I will say the same thing that I said to you.
You brought up your wife and your kid, both of whom are people of colour themselves. How do you explain this to your family? Obviously your young one is too young to understand, but when your daughter grows up and you tell her that you stood behind the prime minister in this moment, how do you explain that?
I'm going to tell her the same thing that I told you today. I've had a very similar conversation with my wife. Ravi has confidence in Justin as well. She's gotten to know him very well over the last six years and has seen his actions and what he's done for our daughter's future and we're going to continue to fight for that future.
Have you ever worn blackface or brownface?
Have you ever been at a party where somebody has?
Not that I'm aware of.
Maybe not specifically blackface, but people sometimes wear racist costumes such as dressing up like an Indigenous person. Have you been witness to that or have you done it yourself?
I don't believe so. I haven't dressed up for Halloween since before I was a teenager. I have attended parties but I don't think so.
In your words, what is it that's racist about dressing up like this?

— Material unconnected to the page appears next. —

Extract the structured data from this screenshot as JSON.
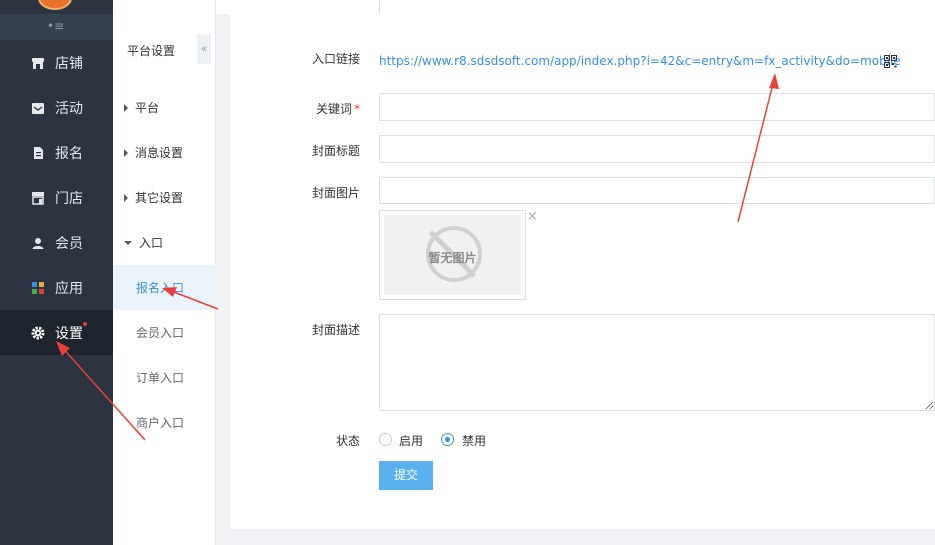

I think the prime minister put it very well in his statement. It's an act that brings out stereotypes that were hurtful. I, in fact, to be completely honest with you, was looking up the history of blackface just this morning to see the renditions of it through the American theatre to it being used as a very racist theatric performance to it being later addressed in Hollywood and the acceptability over time. I was literally reading about it this morning. It's something that I'm also educating myself about.
Is this the first time you've come to understand what blackface is?
No, I paid peripheral attention when the incident happened in the United States recently with [Virginia Governor Ralph Northam], but it's not a conversation or a question that I've dialogued on until this conversation with you today, other than with my wife last night.
What is it about your life experience that this is the first time you've had to confront this to this level?
Why haven't I dealt with this specific question? I don't know.
What happens after your all-hands-on-deck meeting? Do you just carry on campaigning as you were before?
I'm going to go out and knock on doors this afternoon and talk to my constituents and hear from them directly.